Second House
Director - Producer.

Major arts series for the BBC, producing with Melvin Bragg, Gavin Miller and Alan Yentob.  1973

Working as one of six producers on this hugely ambitious Arts series in which all the major arts issues of the day were placed under the microscope. Melvyn Bragg presented the show and it was the beginning for him of his illustrious as an Arts celebrity first at the BBC and later with the South bank Show at London Weekend Television. Working with Georges Brassens was for me the highlight of the time spent there, the famous and very private French singer agreeing to be filmed and interviewed.
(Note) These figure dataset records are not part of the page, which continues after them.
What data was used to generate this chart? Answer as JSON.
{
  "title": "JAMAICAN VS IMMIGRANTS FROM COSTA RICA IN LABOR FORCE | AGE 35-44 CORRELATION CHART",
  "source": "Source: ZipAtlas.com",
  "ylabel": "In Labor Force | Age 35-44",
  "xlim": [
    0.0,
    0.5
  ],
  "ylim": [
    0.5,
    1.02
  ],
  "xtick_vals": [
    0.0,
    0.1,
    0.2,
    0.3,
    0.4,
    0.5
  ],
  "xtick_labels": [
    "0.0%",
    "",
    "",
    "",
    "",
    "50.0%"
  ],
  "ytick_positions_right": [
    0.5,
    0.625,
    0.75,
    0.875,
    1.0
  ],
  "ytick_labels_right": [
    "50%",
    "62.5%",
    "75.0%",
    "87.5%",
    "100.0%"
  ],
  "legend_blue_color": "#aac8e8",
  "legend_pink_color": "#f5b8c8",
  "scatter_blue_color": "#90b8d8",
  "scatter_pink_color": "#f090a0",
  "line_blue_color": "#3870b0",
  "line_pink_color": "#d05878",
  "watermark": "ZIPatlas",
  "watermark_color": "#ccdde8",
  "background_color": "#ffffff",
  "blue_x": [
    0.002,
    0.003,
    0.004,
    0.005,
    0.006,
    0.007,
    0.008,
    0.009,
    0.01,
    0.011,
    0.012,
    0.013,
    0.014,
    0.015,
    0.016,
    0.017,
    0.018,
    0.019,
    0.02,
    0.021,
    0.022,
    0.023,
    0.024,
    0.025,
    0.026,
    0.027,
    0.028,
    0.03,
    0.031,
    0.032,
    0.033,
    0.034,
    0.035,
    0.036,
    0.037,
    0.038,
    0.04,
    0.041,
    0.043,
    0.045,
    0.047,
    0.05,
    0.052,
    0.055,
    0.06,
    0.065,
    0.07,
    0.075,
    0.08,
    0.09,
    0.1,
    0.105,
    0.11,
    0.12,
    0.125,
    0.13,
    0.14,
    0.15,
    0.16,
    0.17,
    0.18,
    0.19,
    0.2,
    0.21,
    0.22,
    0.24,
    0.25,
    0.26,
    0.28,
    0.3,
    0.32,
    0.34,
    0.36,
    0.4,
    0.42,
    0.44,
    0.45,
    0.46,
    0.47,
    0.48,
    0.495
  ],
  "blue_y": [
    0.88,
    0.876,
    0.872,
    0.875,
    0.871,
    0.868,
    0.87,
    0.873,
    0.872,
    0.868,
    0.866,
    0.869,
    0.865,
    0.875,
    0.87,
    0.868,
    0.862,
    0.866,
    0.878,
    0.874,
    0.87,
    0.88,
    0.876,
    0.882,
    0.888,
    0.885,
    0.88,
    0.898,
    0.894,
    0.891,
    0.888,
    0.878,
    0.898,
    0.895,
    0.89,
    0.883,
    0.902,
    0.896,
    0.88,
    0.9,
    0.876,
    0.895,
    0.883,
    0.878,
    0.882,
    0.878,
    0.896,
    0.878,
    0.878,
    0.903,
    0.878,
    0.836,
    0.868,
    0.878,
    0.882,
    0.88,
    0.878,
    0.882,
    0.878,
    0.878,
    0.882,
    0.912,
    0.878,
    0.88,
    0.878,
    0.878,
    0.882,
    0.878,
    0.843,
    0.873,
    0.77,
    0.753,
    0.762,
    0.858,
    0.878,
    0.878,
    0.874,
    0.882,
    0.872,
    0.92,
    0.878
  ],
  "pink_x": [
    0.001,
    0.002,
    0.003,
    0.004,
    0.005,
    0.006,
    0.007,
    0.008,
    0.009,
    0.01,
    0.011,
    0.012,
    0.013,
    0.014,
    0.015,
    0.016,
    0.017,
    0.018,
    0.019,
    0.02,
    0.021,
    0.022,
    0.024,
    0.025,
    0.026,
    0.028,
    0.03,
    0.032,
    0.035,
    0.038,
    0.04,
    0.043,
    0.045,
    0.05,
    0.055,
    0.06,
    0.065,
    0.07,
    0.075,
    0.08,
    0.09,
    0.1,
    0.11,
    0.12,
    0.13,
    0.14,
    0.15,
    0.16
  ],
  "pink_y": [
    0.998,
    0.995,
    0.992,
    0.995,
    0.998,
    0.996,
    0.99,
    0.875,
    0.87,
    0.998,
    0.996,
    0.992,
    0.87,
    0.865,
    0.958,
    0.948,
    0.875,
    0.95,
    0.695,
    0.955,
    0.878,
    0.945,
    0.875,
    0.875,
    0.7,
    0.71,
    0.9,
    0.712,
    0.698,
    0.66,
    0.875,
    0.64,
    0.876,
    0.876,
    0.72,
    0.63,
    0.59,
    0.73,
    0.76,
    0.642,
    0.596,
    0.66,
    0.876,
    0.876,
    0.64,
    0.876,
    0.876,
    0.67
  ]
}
But more important for me it allowed me to experiment with some still frame photography which suited the interpretation of Brassens work especially le Gorille and Le Rois des Cons. Curiously Arts programmes do not allow contracted film directors to develop their skills as film makers and the usual censorship and interference took place. As if the celebrated hack directors of the day that Melvyn interviewed were not the most compromised of people. I did one show ON FILM which successfully ignored all the avant garde outsider whilst posing Ken Russell as revolutionary. The show was totally London centred and I remember brilliantly a conversation one had about two outstanding newcomers to the Arts scene – the writer Tom Sharpe and the painter Brigid Brophy – being proposed as programme material.  “Has the Guardian written about them?” came the voice. As if the BBC needed the approval of the press. These years saw the beginning of the decline in the BBC as a public broadcaster with integrity. The monkeys had begun to take over the zoo which climaxed with the arrival of John Birt and sadly continues with his successors. Hack Journalists many of them women now control broadcasting, sound bites having replaced intelligence for the sake of argument and BBC megalomania. The once joyously independent  BBC which used to admire the intelligence of their audience now compete for dwindling figures on the basis that the audience is glum and stupid. And in so doing break their Charter and in my opinion the law.